Survivorship bias is a systematic cognitive distortion that arises when only successful cases remain observable while failures vanish from the dataset. In ranking data, this bias lurks everywhere, silently shaping the conclusions we draw from seemingly objective numbers.
Survivorship Bias Hidden in Rankings
Many aspire to entrepreneurship after studying billionaire rankings. Yet these rankings exclude the millions who started businesses in the same era and failed. Concluding that entrepreneurship leads to wealth by observing only survivors is the same error as armoring bombers based solely on returning aircraft.
Income rankings suffer similarly. Data from high-income countries is relatively accurate, but conflict zones and regions of extreme poverty often lack data collection infrastructure entirely. Rankings built from "those who could be measured" systematically exclude the most disadvantaged populations.

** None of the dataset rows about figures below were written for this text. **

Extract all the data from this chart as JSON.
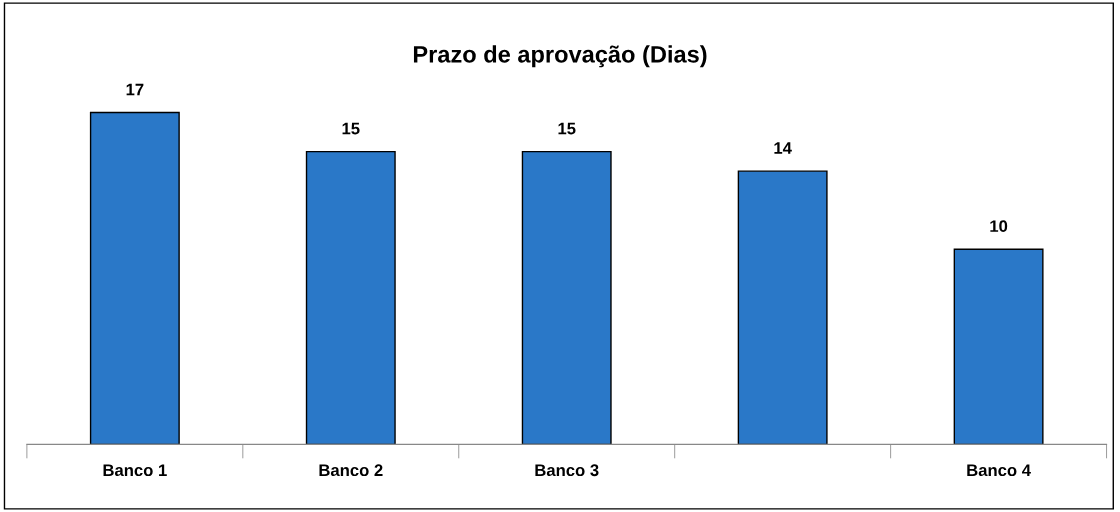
{
  "chart_data": {
    "type": "bar",
    "title": "Prazo de aprovação (Dias)",
    "categories": [
      "Banco 1",
      "Banco 2",
      "Banco 3",
      null,
      "Banco 4"
    ],
    "values": [
      17,
      15,
      15,
      14,
      10
    ],
    "color": "#2a78c8",
    "data_labels": true,
    "grid": false,
    "legend": false
  }
}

Survivorship Bias in Health Data
Articles about "habits shared by centenarians" are perennially popular but represent textbook survivorship bias. People who practiced the same habits but died at 70 never enter the study. Traits common among survivors are not necessarily causes of longevity.

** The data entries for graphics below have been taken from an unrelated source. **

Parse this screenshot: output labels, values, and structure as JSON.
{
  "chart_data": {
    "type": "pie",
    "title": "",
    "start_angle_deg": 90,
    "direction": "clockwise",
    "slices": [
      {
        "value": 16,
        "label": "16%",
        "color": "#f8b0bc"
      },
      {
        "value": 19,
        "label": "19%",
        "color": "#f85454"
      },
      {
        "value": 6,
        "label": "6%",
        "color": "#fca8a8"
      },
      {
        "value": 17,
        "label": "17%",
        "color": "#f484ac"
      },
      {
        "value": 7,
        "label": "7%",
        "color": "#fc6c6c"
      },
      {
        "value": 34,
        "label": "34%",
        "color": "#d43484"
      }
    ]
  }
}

The relationship between BMI and mortality is also affected. Studies of elderly populations sometimes find that slightly overweight individuals live longer, but this occurs because thin elderly people include those who lost weight due to illness. This does not mean obesity is healthy; it reflects reverse causation contaminating the sample.

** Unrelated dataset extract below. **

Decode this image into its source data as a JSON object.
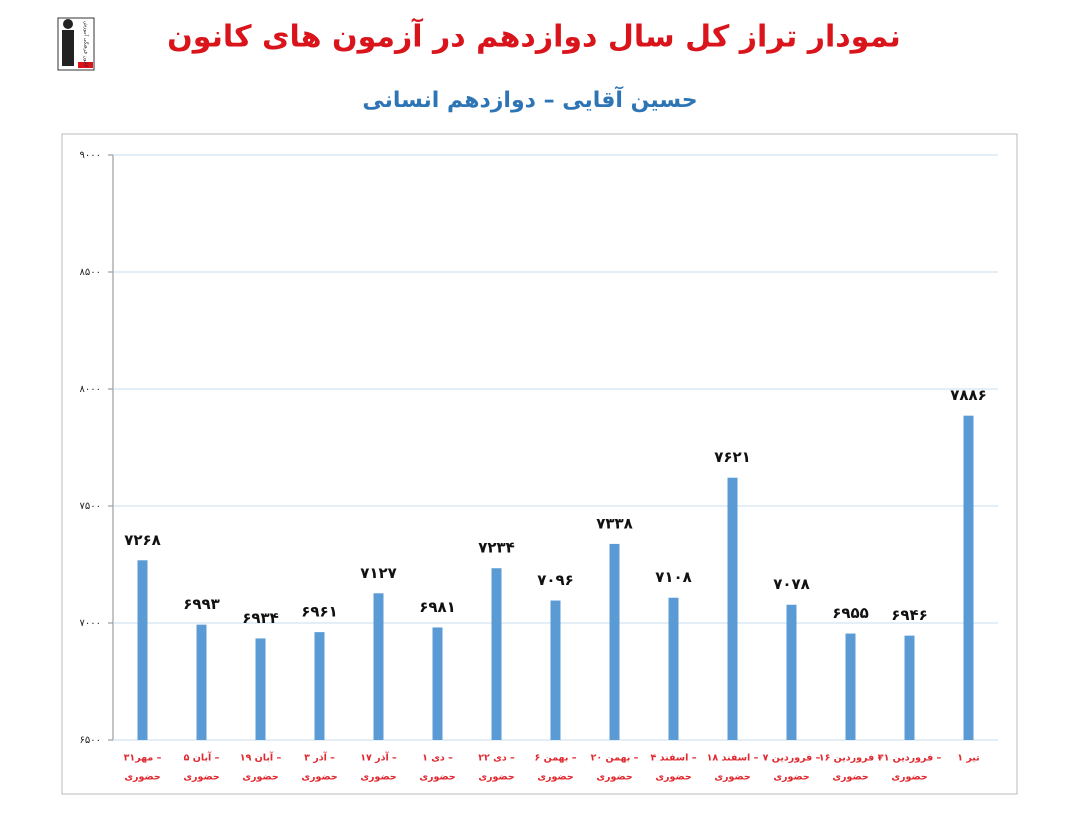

Using Rankings While Acknowledging Bias
Completely eliminating survivorship bias is impossible. However, merely recognizing its existence fundamentally changes how we interpret data. The essential questions when examining any ranking are: "Who is not included here?" and "Why are they absent?"
MyRank's rankings are no exception. Anyone using this tool has internet access, digital literacy, and leisure time, which already limits the sample to a specific stratum of the world population. Those on the far side of the digital divide are absent from the ranking's reference population. Maintaining this awareness is the core of data literacy.
Thinking Strategies to Counter Bias
Practical thinking strategies exist to counteract survivorship bias. First, imagine the counterfactual: when observing a success story, estimate how many failed under identical conditions. Second, check the base rate: use the overall success rate as your reference point rather than the success rate among those with a particular attribute.
Third, examine the selection process: consider why specific data reached you and what filtering it underwent. Success stories appearing in social media feeds are algorithmically selected for high engagement, meaning extreme and unrepresentative cases are systematically amplified.